Веселая мелодия текла из белоснежного, точеных форм горлышка прелестной девицы, наполняя комнату звуками, едва ли ведомым земным ушам в подлунном мире, и жестокое напряжение моих нервов понемногу ослабевало. Столь успокоителен был эффект небесного голоса возлюбленной моей сестрицы, что всякий раз, когда я прислушивался к излетавшим из ее уст дивно гармоническим рапсодиям, неизменно они оказывали чудесно миротворное, если не прямо седативное воздействие на мою душу.

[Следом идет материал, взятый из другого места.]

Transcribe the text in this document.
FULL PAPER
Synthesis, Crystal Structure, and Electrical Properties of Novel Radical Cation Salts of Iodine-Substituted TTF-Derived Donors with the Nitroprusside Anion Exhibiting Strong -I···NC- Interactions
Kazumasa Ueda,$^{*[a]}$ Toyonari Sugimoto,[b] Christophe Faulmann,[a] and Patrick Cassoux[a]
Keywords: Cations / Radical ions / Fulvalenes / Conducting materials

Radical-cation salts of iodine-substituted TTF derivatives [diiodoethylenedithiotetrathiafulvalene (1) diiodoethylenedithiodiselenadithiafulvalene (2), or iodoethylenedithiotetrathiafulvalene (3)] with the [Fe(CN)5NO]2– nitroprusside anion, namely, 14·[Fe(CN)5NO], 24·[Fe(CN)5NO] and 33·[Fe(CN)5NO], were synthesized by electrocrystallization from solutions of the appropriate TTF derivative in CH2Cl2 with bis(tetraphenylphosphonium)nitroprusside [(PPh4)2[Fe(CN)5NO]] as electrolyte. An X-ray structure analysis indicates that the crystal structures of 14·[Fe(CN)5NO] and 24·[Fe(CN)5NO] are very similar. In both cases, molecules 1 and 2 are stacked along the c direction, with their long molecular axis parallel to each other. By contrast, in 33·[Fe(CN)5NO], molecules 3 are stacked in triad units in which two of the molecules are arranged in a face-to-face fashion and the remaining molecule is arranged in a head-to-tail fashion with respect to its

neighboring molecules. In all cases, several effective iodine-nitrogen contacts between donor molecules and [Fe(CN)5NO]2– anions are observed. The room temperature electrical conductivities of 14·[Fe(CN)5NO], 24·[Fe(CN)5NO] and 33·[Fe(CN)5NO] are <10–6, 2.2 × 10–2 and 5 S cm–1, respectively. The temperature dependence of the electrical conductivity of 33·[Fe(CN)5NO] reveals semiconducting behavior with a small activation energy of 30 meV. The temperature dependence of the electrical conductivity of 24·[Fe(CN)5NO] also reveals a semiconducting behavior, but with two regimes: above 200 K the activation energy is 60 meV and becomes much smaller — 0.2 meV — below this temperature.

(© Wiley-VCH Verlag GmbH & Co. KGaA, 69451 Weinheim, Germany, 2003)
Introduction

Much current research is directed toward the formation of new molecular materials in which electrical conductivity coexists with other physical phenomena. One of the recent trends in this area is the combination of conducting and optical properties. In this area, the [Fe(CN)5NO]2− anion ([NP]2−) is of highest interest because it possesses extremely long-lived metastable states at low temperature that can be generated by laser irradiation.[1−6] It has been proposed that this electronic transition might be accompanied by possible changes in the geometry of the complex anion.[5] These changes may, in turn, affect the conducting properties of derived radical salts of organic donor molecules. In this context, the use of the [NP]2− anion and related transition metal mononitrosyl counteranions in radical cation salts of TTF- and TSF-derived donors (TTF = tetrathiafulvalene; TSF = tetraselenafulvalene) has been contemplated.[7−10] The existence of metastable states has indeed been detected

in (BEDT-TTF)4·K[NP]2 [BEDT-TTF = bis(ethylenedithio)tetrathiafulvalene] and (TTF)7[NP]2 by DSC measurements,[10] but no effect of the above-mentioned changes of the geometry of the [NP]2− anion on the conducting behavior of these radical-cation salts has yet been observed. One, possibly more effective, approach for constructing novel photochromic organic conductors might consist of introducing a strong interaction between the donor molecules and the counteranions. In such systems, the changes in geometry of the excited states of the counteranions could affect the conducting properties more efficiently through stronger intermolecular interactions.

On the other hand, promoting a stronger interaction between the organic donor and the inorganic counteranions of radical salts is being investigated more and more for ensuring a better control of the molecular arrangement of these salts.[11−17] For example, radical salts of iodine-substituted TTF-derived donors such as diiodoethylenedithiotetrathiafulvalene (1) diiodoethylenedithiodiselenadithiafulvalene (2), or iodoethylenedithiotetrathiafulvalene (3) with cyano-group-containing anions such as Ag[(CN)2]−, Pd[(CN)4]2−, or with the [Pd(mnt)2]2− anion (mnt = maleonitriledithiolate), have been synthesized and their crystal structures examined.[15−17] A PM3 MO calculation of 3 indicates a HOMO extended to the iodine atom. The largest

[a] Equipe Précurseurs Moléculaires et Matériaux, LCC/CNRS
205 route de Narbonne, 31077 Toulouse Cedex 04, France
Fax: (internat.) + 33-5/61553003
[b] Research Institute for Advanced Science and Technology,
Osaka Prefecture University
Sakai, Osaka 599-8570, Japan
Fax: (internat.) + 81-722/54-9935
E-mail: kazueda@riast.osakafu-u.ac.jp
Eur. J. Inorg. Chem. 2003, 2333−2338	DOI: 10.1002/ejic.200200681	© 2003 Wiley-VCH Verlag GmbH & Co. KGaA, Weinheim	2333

Едва завершив эту песенку и изящным реверансом приняв нашу овацию, сестрица тут же перешла к другой песне, а затем к следующей и к следующей — и так далее, пока не стало ясно, что нам предстоит прослушать весь ее музыкальный репертуар. Полковник Крокетт прихлопывал в ладоши и притопывал ногой в такт каждому ее номеру, и безупречное исполнение сестрицей таких известных произведений, как «Домой, дочка, домой», «Зеленая ива» и «Мальчишка мясника», привело мою душу в состояние, знакомое закоренелым курильщикам опия, кои, дойдя до предела в утолении своей порочной привычки, погружаются в глубокий и не вовсе нежеланный сон.

Не могу сказать, сколько времени я пребывал в этом подобии транса, как вдруг заметил — не звук, но отсутствие звука: сестрица прекратила петь!

К упоенным чувствам вернулась обычная проницательность, и я увидел, что ангельское создание остановилось в глубоком размышлении, приложив указательный палец к плотно сжатым губам, бледное чело избороздили морщины, взгляд потуплен долу. Наконец, она пожала плечиками, вздохнула и призналась:

— Больше ни одной песни не припомню!

— А как насчет «Девицы из Амстердама»? — подсказала сидевшая рядом со мной Матушка.

— Ах да! — вскричала обрадованная сестрица. — Я и забыла! — И, движением своей тонкой руки призывая мать, попросила: — Давай, Матушка! Споем вместе!

— Господи, да ни за что! — воскликнула добрая женщина, подчеркивая свой отказ быстрыми движениями руки.